福岡県は2日、議員や事業者らから県職員への「優位な地位・影響力を利用した不当な要求の防止に関する条例」案の概要を発表した。9日に開会する県議会9月定例会に提出する。
県によると、議員や事業者らの地位を利用した不当な働きかけを定義する条例の制定となれば、都道府県では全国初だという。
条例案の内容と違反時の対応
条例案では、国会議員や地方議員、取引業者・団体の役員・知事や県職員の上司らを対象に、県職員に対する口利きや威圧的な言動などを禁止する。
県内部統制室によると、不当な要求かどうかなどの認定は、弁護士などの意見を踏まえて判断することを検討している。弁護士による事実確認の調査の結果、重大事案と判断した場合は、氏名やその行為の内容を県ホームページなどで公表する方針。「公表は外部の指定弁護士に意見を賜ると思う。客観性を持たせたい」としている。
また、条例案では知事ら任命権者には内部・外部に相談窓口を設置して適切に対応することを求めている。
アンケートで約半数が経験
条例案をつくるにあたり、県は本庁の課長や出先機関の所長などの所属長級以上の243人を対象に、これまで不当な要求や威圧的な言動がなかったかについて匿名のアンケートを実施した。
回答した233人のうち119人(51%)が「受けた、または見聞きしたことがある」と回答した。時期(複数回答)は2022年度以前が57人と最も多かったが、25年度も47人、26年度も31人があったと答えた。
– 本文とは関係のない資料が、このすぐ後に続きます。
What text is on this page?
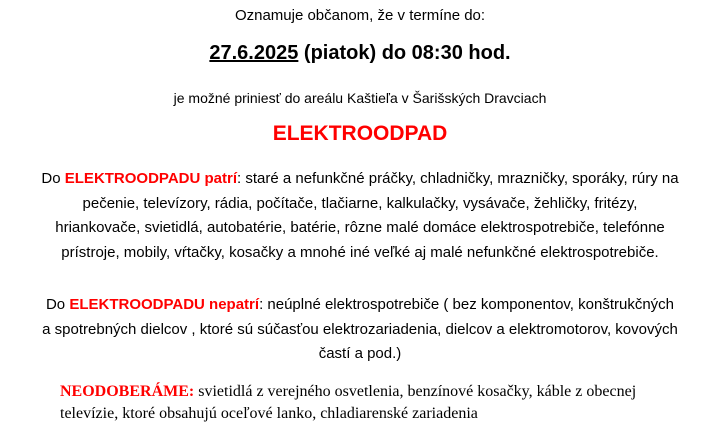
Oznamuje občanom, že v termíne do:
27.6.2025 (piatok) do 08:30 hod.
je možné priniesť do areálu Kaštieľa v Šarišských Dravciach
ELEKTROODPAD
Do ELEKTROODPADU patrí: staré a nefunkčné práčky, chladničky, mrazničky, sporáky, rúry na pečenie, televízory, rádia, počítače, tlačiarne, kalkulačky, vysávače, žehličky, fritézy, hriankovače, svietidlá, autobatérie, batérie, rôzne malé domáce elektrospotrebiče, telefónne prístroje, mobily, vŕtačky, kosačky a mnohé iné veľké aj malé nefunkčné elektrospotrebiče.
Do ELEKTROODPADU nepatrí: neúplné elektrospotrebiče ( bez komponentov, konštrukčných a spotrebných dielcov , ktoré sú súčasťou elektrozariadenia, dielcov a elektromotorov, kovových častí a pod.)
NEODOBERÁME: svietidlá z verejného osvetlenia, benzínové kosačky, káble z obecnej televízie, ktoré obsahujú oceľové lanko, chladiarenské zariadenia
国・県・市町村議員によるものが103件と最も多く、事業者・各種団体が38件、職員が32件、その他5件と続いた。内容は「口利き・不当な働きかけ」が75件と最も多く、「威圧的・侮辱的言動」が45件と続いた。
背景に県政をめぐる一連の問題
行為の内容は、工事の発注で特定の業者の選定を求める働きかけ▽予定価格の事前提供を求める働きかけ▽補助金の採択で便宜を求める働きかけ▽要求に応じなければ議会運営や業務遂行に支障が生じることを示唆する発言、などの回答があった。実際に不当な要求に応じたかどうかなどは調査していないという。
県と県議会をめぐっては、職員の互助会「部課長会」が議長らの政治資金パーティー券を組織的に購入した問題や、職員が他会派からの議会での質問案を自民会派に「横流し」した問題などが相次いで発覚。県は職員の中で議員との上下関係の意識が続いてきたことが背景にあったとしている。
服部誠太郎知事は2日、定例会見で「職員を組織として守ることで、県民の利益を守るための条例だ。県政改革が、検討する段階から具体的な仕組みによって実行する段階に入った」と強調した。
一方、9月定例会では、議員が守るべき基準などを定めた「政治倫理条例案」が、議員提出議案として審議される見通しだ。